Le divin Chesterton, François Rivière
Le divin Chesterton, avril 2015, 216 pages, 21 €
Ecrivain(s): François Rivière Edition: Rivages
Cette biographie est un authentique roman. Impossible de faire autrement avec Chesterton, c’est un personnage de roman, haut en couleurs, tonitruant, falstafien. Il va secouer la très rigide littérature anglaise édouardienne de ses coups de gueule, ses prises de position littéraires à contre-courant de toutes les modes de son temps. Au point d’en être souvent agaçant, pour ses amis, ses collaborateurs, et nous, les lecteurs de cette superbe biographie.
Chesterton est un réactionnaire absolu et, ce qui en fait l’originalité, c’est que cette passion rétrograde et passéiste au plan de l’idéologie, en fait étrangement un créateur original, jamais dans la norme, toujours étonnant, inventif, scandaleux. On le surnommait le « Divin Chesterton », expression sortie d’une remarque de Franz Kafka, grand lecteur de Chesterton, qui avait dit à son propos : « Cet homme est tellement joyeux qu’on se dit qu’il a dû rencontrer Dieu ». On aurait pu tout aussi bien le surnommer « l’infernal Chesterton ».
François Rivière nous passionne dans cette visite du « Divin ». C’est une période intense de la pensée et des lettres anglaises que nous vivons dans la trace du géant (au sens physique du terme) débonnaire, épris de théories fumeuses et prônant des choix esthétiques peu courants alors. Entre autres, le fil rouge des passions de Chesterton a été le roman policier. Il admire Poe, se régale de Sir Arthur Conan-Doyle, adore, dès ses débuts, Agatha Christie qu’il va soutenir de toute sa notoriété. Lui-même, grand amateur de feuilletons noirs, va en écrire des dizaines, qui connaîtront un vrai succès populaire. C’est un titre de gloire éminent pour Chesterton, qui n’a d’autre projet culturel que de pourfendre les « élites » établies en littérature. Ainsi publie-t-il, en 1901, un opuscule intitulé Le Défenseur, véritable manifeste du contre-courant, et dont le sommaire en dit long :
« “Défense des bergères de porcelaine“, “défense de l’humilité”, “défense des romans terrifiants”, “défense de la laideur”, “défense de la farce”, etc. Chacun des textes composant l’ouvrage exprime avec autant de malice que de conviction une attitude rebelle face à la pensée commune et, surtout, aux préjugés culturels dont Chesterton entend bien nous faire toucher du doigt la vanité profonde ».

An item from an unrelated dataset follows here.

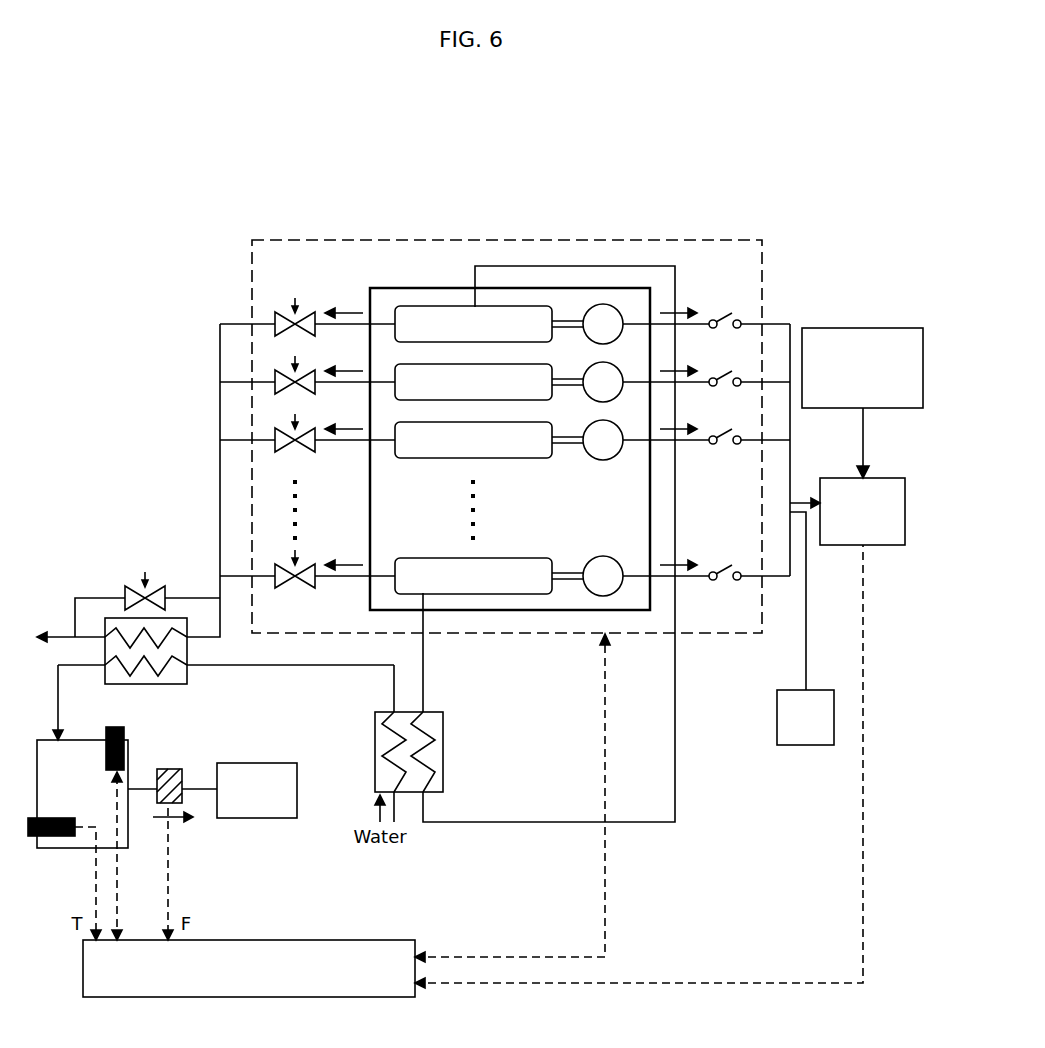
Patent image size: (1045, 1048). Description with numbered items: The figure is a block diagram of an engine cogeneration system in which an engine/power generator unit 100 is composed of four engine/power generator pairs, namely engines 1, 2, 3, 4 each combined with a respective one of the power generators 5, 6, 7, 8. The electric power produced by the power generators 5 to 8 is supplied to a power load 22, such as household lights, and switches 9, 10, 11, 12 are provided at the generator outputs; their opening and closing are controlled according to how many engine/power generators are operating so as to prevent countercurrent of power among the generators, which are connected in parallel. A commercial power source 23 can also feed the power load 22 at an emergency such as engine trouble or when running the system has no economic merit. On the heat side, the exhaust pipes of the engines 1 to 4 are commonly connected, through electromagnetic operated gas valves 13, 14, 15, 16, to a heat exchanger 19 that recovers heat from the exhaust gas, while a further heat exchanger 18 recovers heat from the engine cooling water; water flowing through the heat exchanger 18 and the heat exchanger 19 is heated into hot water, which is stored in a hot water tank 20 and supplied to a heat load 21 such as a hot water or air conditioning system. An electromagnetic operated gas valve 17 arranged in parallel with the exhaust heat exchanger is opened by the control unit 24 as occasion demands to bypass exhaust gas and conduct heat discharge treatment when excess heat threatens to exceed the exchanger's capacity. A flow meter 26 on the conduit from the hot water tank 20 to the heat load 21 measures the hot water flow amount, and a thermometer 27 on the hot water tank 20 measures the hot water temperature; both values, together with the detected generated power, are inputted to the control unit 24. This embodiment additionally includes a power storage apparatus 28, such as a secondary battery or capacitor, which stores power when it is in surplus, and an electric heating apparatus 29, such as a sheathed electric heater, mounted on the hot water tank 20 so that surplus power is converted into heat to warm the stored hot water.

Son plaidoyer pour les romans policiers est particulièrement étoffé et vaut encore aujourd’hui. Dénigrement pour lui de la « classe possédante » contre les « humbles ». Cette attitude de Chesterton deviendra chez lui une véritable conception du monde : les riches contre les pauvres. Mais qu’on ne s’y trompe pas ! Rien à voir avec quelque conception marxiste ou socialiste. Chesterton va curieusement associer sa « lutte des classes » à un refus du progrès en général, une véritable « religion du passé ».
Et à propos de religion, le « Divin » rejette l’athéisme à la mode :
« Ce que nous redoutons le plus, c’est un labyrinthe qui n’aurait pas de centre. C’est la raison pour laquelle l’athéisme n’est rien d’autre qu’un cauchemar ».
François Rivière a réussi là, la biographie parfaite, celle qui, en nous menant sur les sentes d’une vie bouillonnante, jette des ponts permanents vers une œuvre d’une grande richesse et qui reste, largement, à découvrir.